Kızılay Bulvarı, ticaret ve konut alanlarının kesiştiği, yoğun yaya ve araç trafiğinin yaşandığı bir cadde olarak öne çıkıyor. Ancak yaptığımız saha araştırması, bu alandaki ulaşım tercihlerinin karbon salımını önemli ölçüde artırdığını ortaya koyuyor.
Araştırma için hafta boyunca çeşitli saatlerde yedi farklı ulaşım türünde (otobüs, minibüs, otomobil, motosiklet, scooter, bisiklet ve yaya) yerinde sayımlar gerçekleştirdik. Bulgularımız, özellikle yüksek araç kullanım oranının trafik sıkışıklığını artırdığını ve karbon emisyonlarını en üst seviyelere çıkardığını göstermektedir. Trafik ve emisyonlar hafta içi iş ve okul saatlerinde en yüksek seviyededir.
Yıllık hesaplamalar, Kızılay Bulvarı üzerindeki karbon emisyonlarının yaklaşık %87’sinin otomobillerden kaynaklandığını göstermektedir.
Trafik Yoğunluğu ve Karbon Emisyonları
Verilere göre, Kızılay Bulvarı üzerinde en sık kullanılan ulaşım türü özel otomobillerdir. Toplu taşıma araçlarına kıyasla çok daha düşük yolcu kapasitesine sahip olan otomobiller, metrekare başına en fazla yer kaplayan ulaşım aracıdır. Yüksek kullanım oranları trafik sıkışıklığına ve çevre kirliliğine önemli ölçüde katkıda bulunmaktadır. Yıllık hesaplamalar, otomobillerin Kızılay Bulvarı üzerindeki karbon emisyonlarının yaklaşık %87’sini oluşturduğunu göstermektedir. Buna karşılık, toplu taşıma ve aktif ulaşım türleri (yürüme, bisiklet, scooter) çok daha düşük emisyon üretmekte, ancak konfor eksikliği ve yetersiz altyapı nedeniyle yeterince kullanılmamaktadır.

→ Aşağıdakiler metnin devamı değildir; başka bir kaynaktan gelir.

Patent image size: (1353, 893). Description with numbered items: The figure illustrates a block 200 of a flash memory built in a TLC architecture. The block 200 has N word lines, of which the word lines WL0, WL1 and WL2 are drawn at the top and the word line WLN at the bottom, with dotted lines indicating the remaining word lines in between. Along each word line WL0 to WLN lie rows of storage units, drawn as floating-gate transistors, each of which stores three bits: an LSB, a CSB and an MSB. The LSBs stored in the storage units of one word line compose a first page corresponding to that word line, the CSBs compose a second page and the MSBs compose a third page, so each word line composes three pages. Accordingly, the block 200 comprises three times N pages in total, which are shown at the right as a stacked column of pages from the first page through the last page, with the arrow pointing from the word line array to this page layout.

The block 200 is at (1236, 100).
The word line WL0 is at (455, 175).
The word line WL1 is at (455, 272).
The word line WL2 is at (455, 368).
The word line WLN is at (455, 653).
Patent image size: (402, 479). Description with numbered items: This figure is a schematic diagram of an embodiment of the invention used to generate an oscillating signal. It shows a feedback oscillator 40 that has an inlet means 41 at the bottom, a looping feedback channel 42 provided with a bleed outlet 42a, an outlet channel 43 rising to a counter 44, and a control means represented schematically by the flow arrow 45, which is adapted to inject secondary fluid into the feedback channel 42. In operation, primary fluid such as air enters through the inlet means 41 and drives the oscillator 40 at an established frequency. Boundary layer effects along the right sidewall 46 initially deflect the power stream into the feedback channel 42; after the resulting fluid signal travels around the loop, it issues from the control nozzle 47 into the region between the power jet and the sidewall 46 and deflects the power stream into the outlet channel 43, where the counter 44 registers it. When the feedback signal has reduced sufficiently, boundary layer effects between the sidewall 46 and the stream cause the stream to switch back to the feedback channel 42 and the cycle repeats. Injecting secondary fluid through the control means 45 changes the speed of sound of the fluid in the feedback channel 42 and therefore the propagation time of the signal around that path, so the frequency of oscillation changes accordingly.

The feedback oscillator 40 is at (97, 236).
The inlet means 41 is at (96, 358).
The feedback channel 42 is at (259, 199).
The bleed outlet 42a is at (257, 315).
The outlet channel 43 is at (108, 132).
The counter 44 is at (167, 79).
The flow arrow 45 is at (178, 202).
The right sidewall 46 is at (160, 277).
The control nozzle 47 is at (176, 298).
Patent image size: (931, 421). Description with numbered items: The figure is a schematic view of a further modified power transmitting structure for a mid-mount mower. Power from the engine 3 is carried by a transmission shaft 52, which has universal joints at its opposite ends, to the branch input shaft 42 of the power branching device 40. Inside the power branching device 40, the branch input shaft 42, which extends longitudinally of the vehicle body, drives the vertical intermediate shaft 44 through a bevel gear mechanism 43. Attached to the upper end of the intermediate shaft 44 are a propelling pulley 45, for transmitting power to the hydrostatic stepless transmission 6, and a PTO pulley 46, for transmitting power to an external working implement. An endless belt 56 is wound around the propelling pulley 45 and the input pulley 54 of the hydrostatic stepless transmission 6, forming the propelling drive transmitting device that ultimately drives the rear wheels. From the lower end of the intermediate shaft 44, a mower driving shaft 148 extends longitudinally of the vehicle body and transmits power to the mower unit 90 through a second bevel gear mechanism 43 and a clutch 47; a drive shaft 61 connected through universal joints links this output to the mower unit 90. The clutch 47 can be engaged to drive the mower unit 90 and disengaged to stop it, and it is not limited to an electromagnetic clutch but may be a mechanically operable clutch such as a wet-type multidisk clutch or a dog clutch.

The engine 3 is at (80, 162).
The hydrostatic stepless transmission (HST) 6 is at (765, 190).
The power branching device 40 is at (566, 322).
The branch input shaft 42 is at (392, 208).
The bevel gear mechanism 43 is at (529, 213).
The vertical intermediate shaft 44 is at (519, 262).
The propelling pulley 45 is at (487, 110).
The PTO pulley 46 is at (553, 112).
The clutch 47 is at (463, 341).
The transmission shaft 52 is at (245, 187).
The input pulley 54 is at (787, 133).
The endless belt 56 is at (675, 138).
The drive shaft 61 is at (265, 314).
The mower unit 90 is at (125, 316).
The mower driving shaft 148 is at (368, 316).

Sokak Tasarım Sorunları ve Sürdürülebilir Stratejiler
Kızılay Bulvarı’ndaki mevcut yol düzeni iki ana trafik şeridi ve park halindeki araçların kullandığı iki şerit olmak üzere toplam dört şeritten oluşmaktadır. Araçlara ve park yerlerine ayrılan alana rağmen, bisikletler veya scooterlar için ayrılmış şerit bulunmamaktadır. Ayrıca, kaldırımların genişliği farklılık göstermekte ve yayaların rahat hareket etmesini engellemektedir. Düzensiz yerleştirilmiş ağaçlar, elektrik direkleri ve kaldırımlara yasadışı olarak park edilmiş araçlar yürünebilirliği daha da azaltmakta ve güvenlik riskleri oluşturmaktadır.
Araştırmacılar olarak, emisyonları azaltmak ve sokakları daha yaşanabilir hale getirmek için çeşitli öneriler sunuyoruz:
- Toplu taşımanın teşvik edilmesi: Otobüs ve minibüs seferlerinin sıklığının ve düzenliliğinin artırılması özel araçlara olan bağımlılığı azaltabilir.
- Bisiklet ve scooter şeritlerinin oluşturulması: Özel bisiklet şeritleri aktif ulaşımı teşvik edebilir ve karbon emisyonlarını önemli ölçüde azaltabilir.
- Kaldırımların genişletilmesi ve iyileştirilmesi: Yaya alanının iyileştirilmesi yürümeyi teşvik edebilir ve yaya trafiğini artırabilir.
- Park alanlarının azaltılması: Kaldırım kenarı park yerlerinin ortadan kaldırılması yeşil alanlar ve sürdürülebilir ulaşım alternatifleri için yer açabilir.
Kızılay Bulvarı’nın Geleceği
Bu araştırma, sadece Kızılay Bulvarı “nın değil, İstanbul” daki diğer birçok cadde ve bulvarın da daha sürdürülebilir bir ulaşım modeline geçmesi gerektiğinin altını çizmektedir. Yerel yönetimler, ulaşım planlamasını araç trafiğini azaltacak ve çevre dostu, sürdürülebilir modelleri destekleyecek şekilde revize etmelidir. Aksi takdirde, trafik sıkışıklığı ve karbon emisyonu gibi sorunlar kentsel yaşam kalitesini olumsuz etkilemeye devam edecektir.
Bu araştırma, sadece Kızılay Bulvarı “nın değil, İstanbul” daki diğer birçok cadde ve bulvarın da daha sürdürülebilir bir ulaşım modeline geçmesi gerektiğinin altını çizmektedir.